Industrial Light and Magic
Industrial Light and Magic (ILM) is a motion picture visual effects company that was founded by George Lucas in May 1975. It is a division of the film production company, Lucasfilm, which Lucas founded, and was created when Lucas began production of the film Star Wars. For many years, particularly during the widespread inception of computer graphics in film during the 1980s, ILM was considered the leading industry standard production house for computer graphics in film; many studios other than Lucasfilm sent scenes to the studio for CG. It is also the original founder company of the animation studio Pixar.
ILM originated in Van Nuys, California, then later moved to San Rafael in 1978, and since 2005 it has been based at the Letterman Digital Arts Center in the Presidio of San Francisco. In 2012, The Walt Disney Company acquired ILM as part of its purchase of Lucasfilm.
The Star Wars saga was an incredible achievement by the company
Revolutionising the digital animation of Hollywood is one thing, revitalising the hand-drawn animation world is another. For Robert Zemeckis' Who Framed Roger Rabbit ILM was tasked with creating realistic cartoon characters, or "toons" in 1947's Los Angeles.

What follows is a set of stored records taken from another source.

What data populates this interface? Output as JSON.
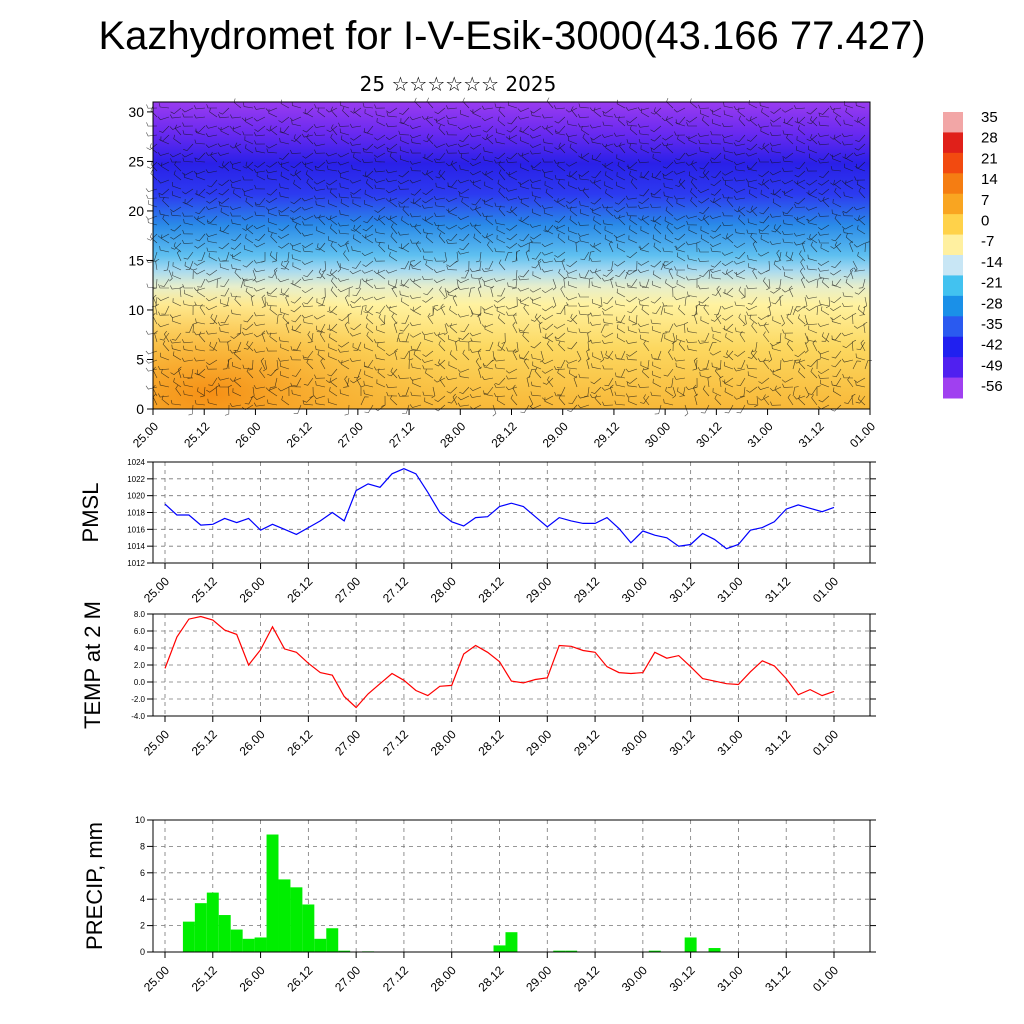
{
  "title": "Kazhydromet for I-V-Esik-3000(43.166 77.427)",
  "subtitle": "25 ☆☆☆☆☆☆ 2025",
  "time_ticks": [
    "25.00",
    "25.12",
    "26.00",
    "26.12",
    "27.00",
    "27.12",
    "28.00",
    "28.12",
    "29.00",
    "29.12",
    "30.00",
    "30.12",
    "31.00",
    "31.12",
    "01.00"
  ],
  "chart_data": [
    {
      "type": "heatmap",
      "name": "height-time section",
      "x_range": [
        0,
        168
      ],
      "ylim": [
        0,
        31
      ],
      "yticks": [
        "0",
        "5",
        "10",
        "15",
        "20",
        "25",
        "30"
      ],
      "colorbar_labels": [
        "35",
        "28",
        "21",
        "14",
        "7",
        "0",
        "-7",
        "-14",
        "-21",
        "-28",
        "-35",
        "-42",
        "-49",
        "-56"
      ],
      "colorbar_colors": [
        "#f2a6a6",
        "#e0201a",
        "#f24a10",
        "#f57d12",
        "#f9a521",
        "#ffd24a",
        "#fff0a0",
        "#c8e6f5",
        "#42c2f0",
        "#1a90e8",
        "#2a5af0",
        "#2020f0",
        "#5020f0",
        "#a040f0"
      ]
    },
    {
      "type": "line",
      "ylabel": "PMSL",
      "color": "#0000ff",
      "ylim": [
        1012,
        1024
      ],
      "yticks": [
        "1012",
        "1014",
        "1016",
        "1018",
        "1020",
        "1022",
        "1024"
      ],
      "x_step_hours": 3,
      "values": [
        1019.0,
        1017.7,
        1017.7,
        1016.5,
        1016.6,
        1017.3,
        1016.8,
        1017.3,
        1015.9,
        1016.6,
        1016.0,
        1015.4,
        1016.2,
        1017.0,
        1018.0,
        1017.0,
        1020.6,
        1021.4,
        1021.0,
        1022.6,
        1023.2,
        1022.6,
        1020.4,
        1018.0,
        1016.9,
        1016.4,
        1017.4,
        1017.5,
        1018.7,
        1019.1,
        1018.7,
        1017.5,
        1016.3,
        1017.4,
        1017.0,
        1016.7,
        1016.7,
        1017.4,
        1016.1,
        1014.4,
        1015.8,
        1015.3,
        1015.0,
        1014.0,
        1014.2,
        1015.5,
        1014.8,
        1013.7,
        1014.2,
        1015.9,
        1016.2,
        1016.9,
        1018.4,
        1018.9,
        1018.5,
        1018.1,
        1018.6
      ]
    },
    {
      "type": "line",
      "ylabel": "TEMP at 2 M",
      "color": "#ff0000",
      "ylim": [
        -4,
        8
      ],
      "yticks": [
        "-4.0",
        "-2.0",
        "0.0",
        "2.0",
        "4.0",
        "6.0",
        "8.0"
      ],
      "x_step_hours": 3,
      "values": [
        1.6,
        5.3,
        7.4,
        7.7,
        7.3,
        6.1,
        5.6,
        2.0,
        3.8,
        6.5,
        3.9,
        3.5,
        2.2,
        1.1,
        0.8,
        -1.7,
        -3.0,
        -1.4,
        -0.2,
        1.0,
        0.2,
        -1.0,
        -1.6,
        -0.5,
        -0.4,
        3.3,
        4.3,
        3.5,
        2.4,
        0.1,
        -0.1,
        0.3,
        0.5,
        4.3,
        4.2,
        3.7,
        3.5,
        1.8,
        1.1,
        1.0,
        1.1,
        3.5,
        2.8,
        3.1,
        1.8,
        0.4,
        0.1,
        -0.2,
        -0.3,
        1.2,
        2.5,
        1.9,
        0.4,
        -1.5,
        -0.9,
        -1.6,
        -1.1
      ]
    },
    {
      "type": "bar",
      "ylabel": "PRECIP, mm",
      "color": "#00ee00",
      "ylim": [
        0,
        10
      ],
      "yticks": [
        "0",
        "2",
        "4",
        "6",
        "8",
        "10"
      ],
      "x_step_hours": 3,
      "values": [
        0,
        0,
        2.3,
        3.7,
        4.5,
        2.8,
        1.7,
        1.0,
        1.1,
        8.9,
        5.5,
        4.9,
        3.6,
        1.0,
        1.8,
        0.1,
        0,
        0.05,
        0,
        0,
        0,
        0,
        0,
        0,
        0,
        0,
        0,
        0,
        0.5,
        1.5,
        0,
        0,
        0,
        0.1,
        0.1,
        0,
        0,
        0,
        0,
        0,
        0,
        0.1,
        0,
        0,
        1.1,
        0,
        0.3,
        0,
        0,
        0,
        0,
        0,
        0,
        0,
        0,
        0,
        0
      ]
    }
  ]
}
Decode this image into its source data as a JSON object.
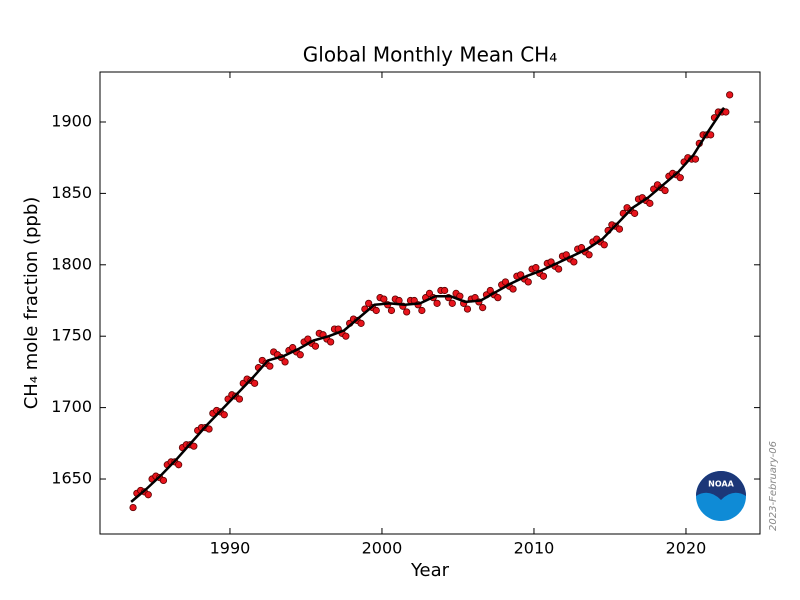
{
  "chart_data": {
    "type": "scatter_line",
    "title": "Global Monthly Mean CH₄",
    "x_label": "Year",
    "y_label": "CH₄ mole fraction (ppb)",
    "annotation": "2023-February-06",
    "logo_text": "NOAA",
    "xlim": [
      1981.45,
      2024.87
    ],
    "ylim": [
      1611.5,
      1935
    ],
    "xticks": [
      1990,
      2000,
      2010,
      2020
    ],
    "yticks": [
      1650,
      1700,
      1750,
      1800,
      1850,
      1900
    ],
    "series": [
      {
        "kind": "points",
        "color": "#e8141c",
        "x": [
          1983.625,
          1983.875,
          1984.125,
          1984.375,
          1984.625,
          1984.875,
          1985.125,
          1985.375,
          1985.625,
          1985.875,
          1986.125,
          1986.375,
          1986.625,
          1986.875,
          1987.125,
          1987.375,
          1987.625,
          1987.875,
          1988.125,
          1988.375,
          1988.625,
          1988.875,
          1989.125,
          1989.375,
          1989.625,
          1989.875,
          1990.125,
          1990.375,
          1990.625,
          1990.875,
          1991.125,
          1991.375,
          1991.625,
          1991.875,
          1992.125,
          1992.375,
          1992.625,
          1992.875,
          1993.125,
          1993.375,
          1993.625,
          1993.875,
          1994.125,
          1994.375,
          1994.625,
          1994.875,
          1995.125,
          1995.375,
          1995.625,
          1995.875,
          1996.125,
          1996.375,
          1996.625,
          1996.875,
          1997.125,
          1997.375,
          1997.625,
          1997.875,
          1998.125,
          1998.375,
          1998.625,
          1998.875,
          1999.125,
          1999.375,
          1999.625,
          1999.875,
          2000.125,
          2000.375,
          2000.625,
          2000.875,
          2001.125,
          2001.375,
          2001.625,
          2001.875,
          2002.125,
          2002.375,
          2002.625,
          2002.875,
          2003.125,
          2003.375,
          2003.625,
          2003.875,
          2004.125,
          2004.375,
          2004.625,
          2004.875,
          2005.125,
          2005.375,
          2005.625,
          2005.875,
          2006.125,
          2006.375,
          2006.625,
          2006.875,
          2007.125,
          2007.375,
          2007.625,
          2007.875,
          2008.125,
          2008.375,
          2008.625,
          2008.875,
          2009.125,
          2009.375,
          2009.625,
          2009.875,
          2010.125,
          2010.375,
          2010.625,
          2010.875,
          2011.125,
          2011.375,
          2011.625,
          2011.875,
          2012.125,
          2012.375,
          2012.625,
          2012.875,
          2013.125,
          2013.375,
          2013.625,
          2013.875,
          2014.125,
          2014.375,
          2014.625,
          2014.875,
          2015.125,
          2015.375,
          2015.625,
          2015.875,
          2016.125,
          2016.375,
          2016.625,
          2016.875,
          2017.125,
          2017.375,
          2017.625,
          2017.875,
          2018.125,
          2018.375,
          2018.625,
          2018.875,
          2019.125,
          2019.375,
          2019.625,
          2019.875,
          2020.125,
          2020.375,
          2020.625,
          2020.875,
          2021.125,
          2021.375,
          2021.625,
          2021.875,
          2022.125,
          2022.375,
          2022.625,
          2022.875
        ],
        "values": [
          1630,
          1640,
          1642,
          1641,
          1639,
          1650,
          1652,
          1651,
          1649,
          1660,
          1662,
          1662,
          1660,
          1672,
          1674,
          1674,
          1673,
          1684,
          1686,
          1686,
          1685,
          1696,
          1698,
          1697,
          1695,
          1706,
          1709,
          1708,
          1706,
          1717,
          1720,
          1719,
          1717,
          1728,
          1733,
          1731,
          1729,
          1739,
          1737,
          1735,
          1732,
          1740,
          1742,
          1739,
          1737,
          1746,
          1748,
          1745,
          1743,
          1752,
          1751,
          1748,
          1746,
          1755,
          1755,
          1752,
          1750,
          1759,
          1762,
          1761,
          1759,
          1769,
          1773,
          1770,
          1768,
          1777,
          1776,
          1772,
          1768,
          1776,
          1775,
          1771,
          1767,
          1775,
          1775,
          1772,
          1768,
          1777,
          1780,
          1777,
          1773,
          1782,
          1782,
          1777,
          1773,
          1780,
          1778,
          1773,
          1769,
          1776,
          1777,
          1774,
          1770,
          1779,
          1782,
          1779,
          1777,
          1786,
          1788,
          1785,
          1783,
          1792,
          1793,
          1790,
          1788,
          1797,
          1798,
          1794,
          1792,
          1801,
          1802,
          1799,
          1797,
          1806,
          1807,
          1804,
          1802,
          1811,
          1812,
          1809,
          1807,
          1816,
          1818,
          1816,
          1814,
          1824,
          1828,
          1827,
          1825,
          1836,
          1840,
          1838,
          1836,
          1846,
          1847,
          1845,
          1843,
          1853,
          1856,
          1854,
          1852,
          1862,
          1864,
          1863,
          1861,
          1872,
          1875,
          1874,
          1874,
          1885,
          1891,
          1891,
          1891,
          1903,
          1907,
          1907,
          1907,
          1919
        ]
      },
      {
        "kind": "line",
        "color": "#000000",
        "x": [
          1983.5,
          1984.5,
          1985.5,
          1986.5,
          1987.5,
          1988.5,
          1989.5,
          1990.5,
          1991.5,
          1992.5,
          1993.5,
          1994.5,
          1995.5,
          1996.5,
          1997.5,
          1998.5,
          1999.5,
          2000.5,
          2001.5,
          2002.5,
          2003.5,
          2004.5,
          2005.5,
          2006.5,
          2007.5,
          2008.5,
          2009.5,
          2010.5,
          2011.5,
          2012.5,
          2013.5,
          2014.5,
          2015.5,
          2016.5,
          2017.5,
          2018.5,
          2019.5,
          2020.5,
          2021.5,
          2022.5
        ],
        "values": [
          1634,
          1643,
          1653,
          1664,
          1676,
          1688,
          1699,
          1710,
          1721,
          1733,
          1736,
          1741,
          1747,
          1750,
          1754,
          1763,
          1772,
          1773,
          1772,
          1773,
          1778,
          1778,
          1774,
          1775,
          1781,
          1787,
          1792,
          1796,
          1801,
          1806,
          1811,
          1818,
          1829,
          1840,
          1847,
          1856,
          1865,
          1877,
          1894,
          1910
        ]
      }
    ]
  }
}
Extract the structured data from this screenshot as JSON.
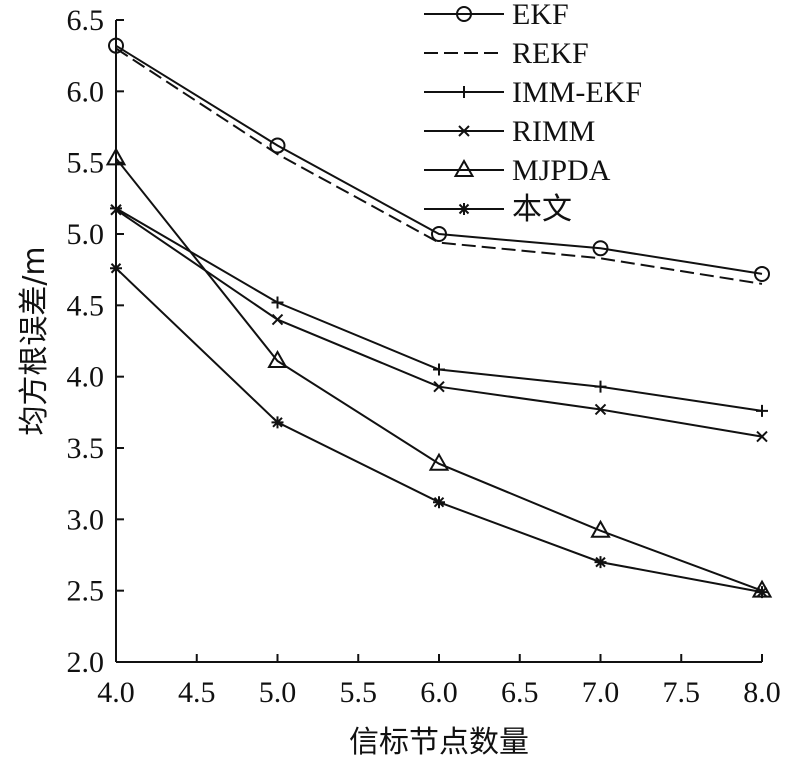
{
  "chart_data": {
    "type": "line",
    "title": "",
    "xlabel": "信标节点数量",
    "ylabel": "均方根误差/m",
    "xlim": [
      4.0,
      8.0
    ],
    "ylim": [
      2.0,
      6.5
    ],
    "x_ticks": [
      "4.0",
      "4.5",
      "5.0",
      "5.5",
      "6.0",
      "6.5",
      "7.0",
      "7.5",
      "8.0"
    ],
    "y_ticks": [
      "2.0",
      "2.5",
      "3.0",
      "3.5",
      "4.0",
      "4.5",
      "5.0",
      "5.5",
      "6.0",
      "6.5"
    ],
    "x_tick_values": [
      4.0,
      4.5,
      5.0,
      5.5,
      6.0,
      6.5,
      7.0,
      7.5,
      8.0
    ],
    "y_tick_values": [
      2.0,
      2.5,
      3.0,
      3.5,
      4.0,
      4.5,
      5.0,
      5.5,
      6.0,
      6.5
    ],
    "x": [
      4.0,
      5.0,
      6.0,
      7.0,
      8.0
    ],
    "grid": false,
    "legend_position": "top-right",
    "series": [
      {
        "name": "EKF",
        "values": [
          6.32,
          5.62,
          5.0,
          4.9,
          4.72
        ],
        "marker": "circle",
        "line": "solid"
      },
      {
        "name": "REKF",
        "values": [
          6.3,
          5.56,
          4.94,
          4.83,
          4.65
        ],
        "marker": "none",
        "line": "dashed"
      },
      {
        "name": "IMM-EKF",
        "values": [
          5.18,
          4.52,
          4.05,
          3.93,
          3.76
        ],
        "marker": "plus",
        "line": "solid"
      },
      {
        "name": "RIMM",
        "values": [
          5.17,
          4.4,
          3.93,
          3.77,
          3.58
        ],
        "marker": "cross",
        "line": "solid"
      },
      {
        "name": "MJPDA",
        "values": [
          5.53,
          4.11,
          3.39,
          2.92,
          2.5
        ],
        "marker": "triangle",
        "line": "solid"
      },
      {
        "name": "本文",
        "values": [
          4.76,
          3.68,
          3.12,
          2.7,
          2.49
        ],
        "marker": "asterisk",
        "line": "solid"
      }
    ]
  }
}
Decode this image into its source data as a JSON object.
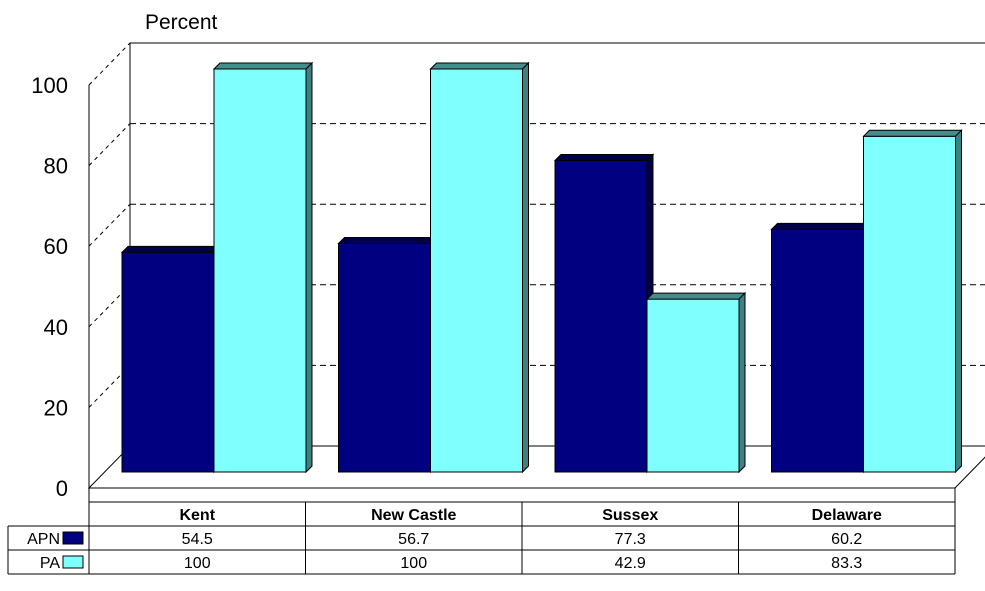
{
  "chart_data": {
    "type": "bar",
    "ylabel": "Percent",
    "ylim": [
      0,
      100
    ],
    "yticks": [
      "0",
      "20",
      "40",
      "60",
      "80",
      "100"
    ],
    "categories": [
      "Kent",
      "New Castle",
      "Sussex",
      "Delaware"
    ],
    "series": [
      {
        "name": "APN",
        "color": "#000080",
        "values": [
          54.5,
          56.7,
          77.3,
          60.2
        ],
        "labels": [
          "54.5",
          "56.7",
          "77.3",
          "60.2"
        ]
      },
      {
        "name": "PA",
        "color": "#80FFFF",
        "values": [
          100,
          100,
          42.9,
          83.3
        ],
        "labels": [
          "100",
          "100",
          "42.9",
          "83.3"
        ]
      }
    ],
    "grid": true,
    "legend": "data table with legend keys at bottom-left"
  }
}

The process was an intense procedure, everything from highlights, to low-lights, to translucency, to shadows. More difficult still was the tracking of toons before the age of digital computers. Zemeckis wanted to film the picture like any other movie so as to not take the audience out of the moments he presented; he wanted toons to experience high emotion, high melodrama and serious real-world issues. Unlike Ralph Bakshi's Cool World where the limitations were most prevalent when the toons enter the real world.
ILM do the visual effects for most well known films and blockbusters; all of the Marvel movies (under Disney and Marvel Studios), the upcoming Great Wall, Kong: Skull Island, TMNT, The Revenant, Warcraft, Transformers, and most if not all big blockbusters in the immediate future.